Mia Hansen Love a changé son nom et les noms de ses auteurs. Elle retrace simplement et avec une force tranquille une tranche de vie : de la faillite économique à la mort du producteur qui survient à la moitié du film.
Elle a trouvé un acteur pour l’incarner : un homme qui a presque cette même élégance dans les gestes, les paroles et son comportement au quotidien. Au début du film, une petite scénette donne la mesure de sa méthode pour le faire revivre.

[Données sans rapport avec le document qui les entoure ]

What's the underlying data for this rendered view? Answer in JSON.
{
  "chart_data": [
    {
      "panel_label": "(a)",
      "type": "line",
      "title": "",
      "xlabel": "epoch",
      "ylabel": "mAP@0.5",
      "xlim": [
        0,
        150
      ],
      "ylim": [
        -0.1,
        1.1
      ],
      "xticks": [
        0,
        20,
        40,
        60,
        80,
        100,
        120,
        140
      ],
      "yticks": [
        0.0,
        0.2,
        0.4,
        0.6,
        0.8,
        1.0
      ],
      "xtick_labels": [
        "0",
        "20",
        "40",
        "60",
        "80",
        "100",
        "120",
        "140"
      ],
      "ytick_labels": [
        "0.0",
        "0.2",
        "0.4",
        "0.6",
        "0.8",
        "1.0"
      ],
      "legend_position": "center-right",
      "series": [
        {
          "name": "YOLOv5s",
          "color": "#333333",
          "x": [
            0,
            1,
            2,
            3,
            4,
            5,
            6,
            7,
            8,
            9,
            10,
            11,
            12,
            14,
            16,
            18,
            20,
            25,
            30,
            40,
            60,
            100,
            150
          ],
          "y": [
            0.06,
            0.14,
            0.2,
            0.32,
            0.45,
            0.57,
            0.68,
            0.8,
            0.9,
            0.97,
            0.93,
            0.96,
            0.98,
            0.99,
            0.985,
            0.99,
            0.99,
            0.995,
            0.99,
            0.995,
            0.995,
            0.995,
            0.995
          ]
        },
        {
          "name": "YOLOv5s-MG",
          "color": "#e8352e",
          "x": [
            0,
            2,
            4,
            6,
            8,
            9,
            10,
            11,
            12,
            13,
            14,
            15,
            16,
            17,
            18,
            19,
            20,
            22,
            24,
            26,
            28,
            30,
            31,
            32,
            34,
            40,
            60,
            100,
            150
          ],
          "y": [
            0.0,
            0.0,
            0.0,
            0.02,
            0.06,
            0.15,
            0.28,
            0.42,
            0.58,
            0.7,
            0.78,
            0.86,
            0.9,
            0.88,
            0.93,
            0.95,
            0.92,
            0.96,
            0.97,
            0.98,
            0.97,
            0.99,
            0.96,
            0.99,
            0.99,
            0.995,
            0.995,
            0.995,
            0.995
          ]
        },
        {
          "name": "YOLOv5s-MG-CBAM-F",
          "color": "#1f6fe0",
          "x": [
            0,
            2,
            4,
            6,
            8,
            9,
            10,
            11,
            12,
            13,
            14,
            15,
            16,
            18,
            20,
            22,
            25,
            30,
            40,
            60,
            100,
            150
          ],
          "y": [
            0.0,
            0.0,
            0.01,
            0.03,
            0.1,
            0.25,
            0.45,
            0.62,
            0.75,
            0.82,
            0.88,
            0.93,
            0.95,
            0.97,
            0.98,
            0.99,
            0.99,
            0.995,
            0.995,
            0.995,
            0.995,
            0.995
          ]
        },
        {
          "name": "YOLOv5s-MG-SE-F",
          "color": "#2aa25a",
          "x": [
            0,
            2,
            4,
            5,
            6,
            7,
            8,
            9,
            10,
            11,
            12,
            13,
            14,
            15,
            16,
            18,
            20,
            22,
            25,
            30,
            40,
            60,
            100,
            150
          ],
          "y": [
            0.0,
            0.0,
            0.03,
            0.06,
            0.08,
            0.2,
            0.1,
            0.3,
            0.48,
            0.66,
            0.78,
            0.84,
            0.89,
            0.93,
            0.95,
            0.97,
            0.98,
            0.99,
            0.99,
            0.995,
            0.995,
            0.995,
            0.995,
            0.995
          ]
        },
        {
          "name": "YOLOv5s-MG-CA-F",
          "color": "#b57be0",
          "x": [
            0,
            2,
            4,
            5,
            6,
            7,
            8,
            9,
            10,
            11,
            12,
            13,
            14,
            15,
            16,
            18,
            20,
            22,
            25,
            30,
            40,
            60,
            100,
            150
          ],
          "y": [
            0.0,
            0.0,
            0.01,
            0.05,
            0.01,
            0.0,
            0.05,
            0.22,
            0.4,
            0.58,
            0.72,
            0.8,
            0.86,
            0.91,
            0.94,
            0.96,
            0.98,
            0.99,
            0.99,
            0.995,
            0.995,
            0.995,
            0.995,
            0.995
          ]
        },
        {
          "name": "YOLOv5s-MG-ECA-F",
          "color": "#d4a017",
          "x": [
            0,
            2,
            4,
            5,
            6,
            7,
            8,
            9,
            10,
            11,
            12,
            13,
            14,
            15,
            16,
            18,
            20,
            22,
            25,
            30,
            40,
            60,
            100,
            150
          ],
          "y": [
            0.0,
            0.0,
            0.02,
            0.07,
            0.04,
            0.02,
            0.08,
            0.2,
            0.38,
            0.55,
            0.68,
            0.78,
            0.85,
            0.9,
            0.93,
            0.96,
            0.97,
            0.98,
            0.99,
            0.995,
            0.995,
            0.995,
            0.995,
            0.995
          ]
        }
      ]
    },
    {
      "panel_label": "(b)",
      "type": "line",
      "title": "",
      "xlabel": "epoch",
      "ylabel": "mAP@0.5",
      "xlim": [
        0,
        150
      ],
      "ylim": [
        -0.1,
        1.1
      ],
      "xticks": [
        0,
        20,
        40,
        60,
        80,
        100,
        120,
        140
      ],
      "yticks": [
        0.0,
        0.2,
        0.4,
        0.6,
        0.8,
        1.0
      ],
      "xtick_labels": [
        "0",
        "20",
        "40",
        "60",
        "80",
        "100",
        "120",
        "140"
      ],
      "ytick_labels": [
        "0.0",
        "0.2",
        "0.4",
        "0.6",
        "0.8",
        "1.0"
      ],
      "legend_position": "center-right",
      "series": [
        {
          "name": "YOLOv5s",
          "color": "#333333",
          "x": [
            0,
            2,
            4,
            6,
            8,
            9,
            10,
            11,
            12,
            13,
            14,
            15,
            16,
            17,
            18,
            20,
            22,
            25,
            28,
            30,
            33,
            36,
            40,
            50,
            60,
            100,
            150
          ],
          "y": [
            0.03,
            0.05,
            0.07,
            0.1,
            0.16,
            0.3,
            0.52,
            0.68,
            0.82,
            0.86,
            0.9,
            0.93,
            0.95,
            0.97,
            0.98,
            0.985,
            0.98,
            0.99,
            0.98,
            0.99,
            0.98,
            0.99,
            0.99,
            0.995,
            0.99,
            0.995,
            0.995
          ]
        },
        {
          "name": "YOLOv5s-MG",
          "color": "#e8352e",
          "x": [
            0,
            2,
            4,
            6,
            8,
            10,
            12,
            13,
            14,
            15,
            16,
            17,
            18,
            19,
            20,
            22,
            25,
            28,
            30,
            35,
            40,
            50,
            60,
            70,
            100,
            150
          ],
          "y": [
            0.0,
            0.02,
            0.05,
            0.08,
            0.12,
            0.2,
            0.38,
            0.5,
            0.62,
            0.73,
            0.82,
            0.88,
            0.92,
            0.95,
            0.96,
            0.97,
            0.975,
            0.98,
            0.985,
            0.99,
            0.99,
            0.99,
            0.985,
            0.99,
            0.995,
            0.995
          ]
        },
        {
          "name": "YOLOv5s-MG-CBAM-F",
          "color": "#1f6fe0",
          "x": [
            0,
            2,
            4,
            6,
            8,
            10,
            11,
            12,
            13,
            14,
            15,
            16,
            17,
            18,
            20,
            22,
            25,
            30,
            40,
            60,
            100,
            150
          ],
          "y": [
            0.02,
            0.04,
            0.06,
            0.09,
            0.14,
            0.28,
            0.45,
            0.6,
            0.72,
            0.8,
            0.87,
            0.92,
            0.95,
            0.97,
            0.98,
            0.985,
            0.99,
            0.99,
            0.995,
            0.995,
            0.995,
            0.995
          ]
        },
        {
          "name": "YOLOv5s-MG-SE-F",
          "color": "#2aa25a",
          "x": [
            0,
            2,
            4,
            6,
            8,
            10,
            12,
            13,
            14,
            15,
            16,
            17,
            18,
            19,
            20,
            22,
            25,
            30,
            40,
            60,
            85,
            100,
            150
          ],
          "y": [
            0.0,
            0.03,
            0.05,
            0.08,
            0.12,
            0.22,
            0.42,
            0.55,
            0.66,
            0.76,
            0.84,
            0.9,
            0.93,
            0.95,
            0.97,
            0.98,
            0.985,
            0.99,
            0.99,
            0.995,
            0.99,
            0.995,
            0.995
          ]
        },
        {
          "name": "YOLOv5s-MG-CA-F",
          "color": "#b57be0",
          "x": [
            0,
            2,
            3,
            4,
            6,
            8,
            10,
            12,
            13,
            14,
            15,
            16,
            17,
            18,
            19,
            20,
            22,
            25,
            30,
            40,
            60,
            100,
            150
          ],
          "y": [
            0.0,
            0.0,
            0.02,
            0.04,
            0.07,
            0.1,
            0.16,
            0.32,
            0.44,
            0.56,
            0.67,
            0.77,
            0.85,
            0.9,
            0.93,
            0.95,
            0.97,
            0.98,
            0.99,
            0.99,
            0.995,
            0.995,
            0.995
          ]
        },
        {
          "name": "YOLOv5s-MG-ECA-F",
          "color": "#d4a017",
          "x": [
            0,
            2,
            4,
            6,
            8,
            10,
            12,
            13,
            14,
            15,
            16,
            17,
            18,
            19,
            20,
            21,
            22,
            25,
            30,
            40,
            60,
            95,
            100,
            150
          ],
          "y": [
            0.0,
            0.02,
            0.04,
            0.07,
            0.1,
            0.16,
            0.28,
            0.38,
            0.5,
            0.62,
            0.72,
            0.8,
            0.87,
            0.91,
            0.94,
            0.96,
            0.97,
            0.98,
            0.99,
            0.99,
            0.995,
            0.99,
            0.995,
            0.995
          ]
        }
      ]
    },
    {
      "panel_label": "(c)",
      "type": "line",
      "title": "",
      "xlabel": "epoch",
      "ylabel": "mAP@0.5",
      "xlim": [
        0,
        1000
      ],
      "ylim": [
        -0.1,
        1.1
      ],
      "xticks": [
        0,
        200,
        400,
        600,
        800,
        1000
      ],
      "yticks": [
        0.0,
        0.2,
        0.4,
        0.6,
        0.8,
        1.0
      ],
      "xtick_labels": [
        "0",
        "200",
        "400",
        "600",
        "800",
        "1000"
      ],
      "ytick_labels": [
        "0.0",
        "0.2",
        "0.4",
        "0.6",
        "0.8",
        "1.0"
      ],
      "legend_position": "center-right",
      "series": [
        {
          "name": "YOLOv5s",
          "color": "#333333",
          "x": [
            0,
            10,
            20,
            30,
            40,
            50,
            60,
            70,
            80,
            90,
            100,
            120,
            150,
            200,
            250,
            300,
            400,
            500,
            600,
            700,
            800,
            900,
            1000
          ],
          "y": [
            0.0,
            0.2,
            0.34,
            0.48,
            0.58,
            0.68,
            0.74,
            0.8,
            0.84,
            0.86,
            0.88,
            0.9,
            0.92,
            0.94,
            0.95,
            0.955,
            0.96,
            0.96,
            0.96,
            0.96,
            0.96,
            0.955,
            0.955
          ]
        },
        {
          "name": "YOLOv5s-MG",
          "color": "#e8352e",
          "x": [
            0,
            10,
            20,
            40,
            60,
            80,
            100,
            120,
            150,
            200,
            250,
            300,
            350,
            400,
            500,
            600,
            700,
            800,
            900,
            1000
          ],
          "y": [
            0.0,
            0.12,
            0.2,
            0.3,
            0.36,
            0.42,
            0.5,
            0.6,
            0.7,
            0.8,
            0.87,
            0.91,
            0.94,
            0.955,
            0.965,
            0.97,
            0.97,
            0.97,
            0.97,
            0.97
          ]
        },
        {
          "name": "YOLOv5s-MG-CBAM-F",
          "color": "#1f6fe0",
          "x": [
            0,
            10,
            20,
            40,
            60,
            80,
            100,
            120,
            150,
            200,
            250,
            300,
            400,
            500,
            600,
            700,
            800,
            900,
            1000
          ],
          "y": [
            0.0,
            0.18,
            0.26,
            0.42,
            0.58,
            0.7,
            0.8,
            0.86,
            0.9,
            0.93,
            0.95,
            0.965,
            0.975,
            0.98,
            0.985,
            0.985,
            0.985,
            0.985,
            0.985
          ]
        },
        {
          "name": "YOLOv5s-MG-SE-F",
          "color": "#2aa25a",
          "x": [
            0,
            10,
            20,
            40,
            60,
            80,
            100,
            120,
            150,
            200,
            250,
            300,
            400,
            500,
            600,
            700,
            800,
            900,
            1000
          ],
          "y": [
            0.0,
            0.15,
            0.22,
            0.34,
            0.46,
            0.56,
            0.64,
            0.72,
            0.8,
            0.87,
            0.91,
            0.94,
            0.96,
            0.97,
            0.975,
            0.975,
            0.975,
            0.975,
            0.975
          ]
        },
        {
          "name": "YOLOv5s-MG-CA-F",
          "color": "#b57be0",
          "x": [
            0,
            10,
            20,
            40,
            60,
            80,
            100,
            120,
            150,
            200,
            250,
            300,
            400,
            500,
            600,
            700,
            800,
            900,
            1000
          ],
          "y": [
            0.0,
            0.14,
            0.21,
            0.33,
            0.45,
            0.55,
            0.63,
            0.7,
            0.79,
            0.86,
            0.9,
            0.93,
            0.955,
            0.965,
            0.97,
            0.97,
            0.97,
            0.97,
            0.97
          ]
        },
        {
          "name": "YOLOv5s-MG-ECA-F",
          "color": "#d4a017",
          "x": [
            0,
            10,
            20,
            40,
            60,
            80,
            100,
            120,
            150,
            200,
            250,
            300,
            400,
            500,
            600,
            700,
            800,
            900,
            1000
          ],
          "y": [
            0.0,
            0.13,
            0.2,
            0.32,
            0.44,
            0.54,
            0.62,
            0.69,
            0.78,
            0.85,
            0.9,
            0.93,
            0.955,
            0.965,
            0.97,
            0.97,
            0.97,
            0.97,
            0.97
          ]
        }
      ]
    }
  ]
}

Il roule trop vite et se fait arrêter, voiture confisquée. Il n’a plus de points sur son permis, il sera rapatrié comme un Seigneur. Un incident au quotidien qui apporte un premier élément pour saisir le personnage, son calme et sa sérénité, la classe avec laquelle il affronte les avatars du quotidien. L’acteur Louis-Do de Lencquesaing restitue assez bien l’élégance du vrai Humbert Balsan et crée la distance nécessaire par rapport à un être peu ordinaire. Il s’en sort avec un naturel assez confondant, donne la réplique à sa propre fille, Alice de Lencquesaing, qui incarne l’adolescente toujours en demande d’amour et de proximité avec ce père accaparé par le cinéma. Il lui dit à un moment donné « quand te décideras-tu à être heureuse ? ». Elle fera quelque chose de ce programme de vie en allant au cinéma, en reprenant le flambeau à sa façon. Ce film est à la fois une restitution sensible proche du vrai personnage et totalement fictionnel. Il fait aussi un beau portrait de la femme du producteur et de sa détermination pour sauver ce à quoi Humbert Balsan tenait le plus : son catalogue. Elle s’engage à finir les films en cours pour ne pas ‘l’enterrer’ une deuxième fois. Comme l’a dit si bien Yolande Moreau le soir des Césars, où Quand la mer monte, produit par Humbert Balsan, fit un triomphe : où est-il passé, mon cowboy… qui va désormais produire mes films ? D’autres se poseront cette question. Comment continuer à faire des films qui sortent des sentiers battus, quand plus personne ne voudra prendre les risques que cet homme avait pris.